CHARLESTON, S.C. (AP) – The judge in the murder trial of a white former South Carolina patrolman who fatally shot a black motorist says he will let the jury consider a lesser charge of manslaughter.
Michael Slager is charged in the April 2015 shooting death of Walter Scott as Scott fled from a traffic stop. The shooting was captured on cellphone video that shocked the nation.
While the jury was visiting the scene of the shooting on Wednesday morning, Judge Clifton Newman told attorneys he would grant the prosecution’s request to let jurors consider manslaughter as well as murder.
South Carolina law defines murder as the unlawful taking of life with malice. In Slager’s case — because the prosecution is alleging no aggravating circumstances that could bring a death sentence — murder carries a penalty of 30 years to life.
The prosecution contends that by shooting Scott repeatedly in the back as the motorist tried to run away, Slager showed evidence of malice.
Manslaughter is the unlawful killing of another without malice, punishable by two to 30 years in prison.
Defense attorney Andy Savage did not object in court to the addition of the lesser charge.
After hearing from 55 witnesses, the jurors were taken to the crime scene. The vacant lot in North Charleston was the last step before closing arguments Wednesday afternoon in the monthlong trial.
The jury — 11 white people and one black man — have already seen a bystander’s cellphone video of the shooting multiple times over the course of the trial.
Circuit Judge Clifton Newman told the jurors not to take notes or discuss what they see at the scene.
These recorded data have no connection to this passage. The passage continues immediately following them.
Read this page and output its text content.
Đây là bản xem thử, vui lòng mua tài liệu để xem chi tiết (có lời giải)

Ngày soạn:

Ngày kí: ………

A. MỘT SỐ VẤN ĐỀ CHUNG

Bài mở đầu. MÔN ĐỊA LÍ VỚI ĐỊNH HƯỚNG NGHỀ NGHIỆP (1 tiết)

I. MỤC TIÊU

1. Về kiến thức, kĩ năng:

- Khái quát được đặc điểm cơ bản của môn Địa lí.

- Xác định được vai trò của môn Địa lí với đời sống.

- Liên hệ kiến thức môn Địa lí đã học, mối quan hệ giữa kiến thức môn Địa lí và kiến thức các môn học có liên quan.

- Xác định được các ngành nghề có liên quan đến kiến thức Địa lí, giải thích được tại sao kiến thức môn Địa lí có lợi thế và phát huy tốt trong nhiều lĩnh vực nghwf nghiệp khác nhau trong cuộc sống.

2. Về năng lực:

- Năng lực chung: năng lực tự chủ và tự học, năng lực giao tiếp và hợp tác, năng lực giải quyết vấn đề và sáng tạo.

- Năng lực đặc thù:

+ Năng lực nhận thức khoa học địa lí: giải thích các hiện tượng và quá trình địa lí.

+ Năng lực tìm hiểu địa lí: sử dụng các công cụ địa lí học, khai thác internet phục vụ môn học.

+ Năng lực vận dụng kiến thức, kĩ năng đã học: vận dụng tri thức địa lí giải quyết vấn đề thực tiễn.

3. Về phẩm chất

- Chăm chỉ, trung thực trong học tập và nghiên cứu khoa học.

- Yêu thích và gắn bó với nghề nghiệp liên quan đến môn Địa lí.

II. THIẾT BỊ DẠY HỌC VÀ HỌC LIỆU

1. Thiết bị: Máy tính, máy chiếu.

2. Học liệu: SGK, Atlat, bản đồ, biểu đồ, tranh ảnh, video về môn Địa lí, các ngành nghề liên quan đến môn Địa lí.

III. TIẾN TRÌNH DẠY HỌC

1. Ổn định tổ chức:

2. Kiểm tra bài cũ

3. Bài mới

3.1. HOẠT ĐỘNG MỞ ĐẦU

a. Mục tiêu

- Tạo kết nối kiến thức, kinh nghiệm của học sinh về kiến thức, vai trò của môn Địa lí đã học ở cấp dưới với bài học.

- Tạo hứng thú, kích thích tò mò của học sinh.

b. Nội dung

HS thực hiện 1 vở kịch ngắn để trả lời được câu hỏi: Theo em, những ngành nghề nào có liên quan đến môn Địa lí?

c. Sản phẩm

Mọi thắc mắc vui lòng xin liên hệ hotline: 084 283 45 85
Court officials and one representative each from the defense and prosecution went along, but the media was not allowed to attend.
The defense rested its case Tuesday after Slager, 36, testified he felt “total fear” when Scott, 50, got control of his Taser and pointed it at him.
“I knew I was in trouble,” Slager said, adding that Scott grabbed the Taser and “was extending his right arm, leaning forward and coming at me.”
Slager testified that he had pulled Scott over for a broken taillight and was planning to give him just a warning ticket. But then Scott bolted from the 1990 Mercedes he was buying from a friend.
“In my mind at that time was: People don’t run for a broken taillight. There’s always another reason,” he testified. “I don’t know why he ran. It doesn’t make any sense to me.”
The prosecution has said Scott may have run because he was afraid of having to go to jail for being behind on child support.
Slager described yelling “stop” and “Taser! Taser! Taser!” as he caught up to Scott and said he fired his stun gun three times. He said Scott fell to the ground and still resisted attempts to subdue him.
“I was scared” and in “total fear that Mr. Scott didn’t stop” resisting arrest, Slager said.
The video begins about that point, showing Scott breaking away from what Slager said was their confrontation over the Taser.
“At that point, I pulled my firearm and pulled the trigger,” he said. “I fired until the threat was stopped, as I was trained to do.”
The video shows Slager walking back to the spot where they struggled, picking up the Taser and dropping it near Scott’s body.
“I must have dropped it by Mr. Scott’s body. I don’t remember doing that,” he said. And when asked if he was trying to plant evidence, Slager said no.
“A lot of this is fuzzy in my mind,” Slager testified.
During cross-examination, prosecutor Bruce DuRant again showed the video and asked Slager if the Taser wasn’t on the ground just before the shots were fired.
“At the time on April 4, I would say no. But after watching the video, I would say yes,” Slager testified. “At the time of the shooting, I didn’t know the Taser was behind me.”
Several of Slager’s former colleagues at the North Charleston Police Department testified that Slager was an honest man and a good officer.
Joe Stephens, who retired after 24 years called Slager “even-keeled, mild-mannered” while Officer Charles Benton said Slager was known to be truthful.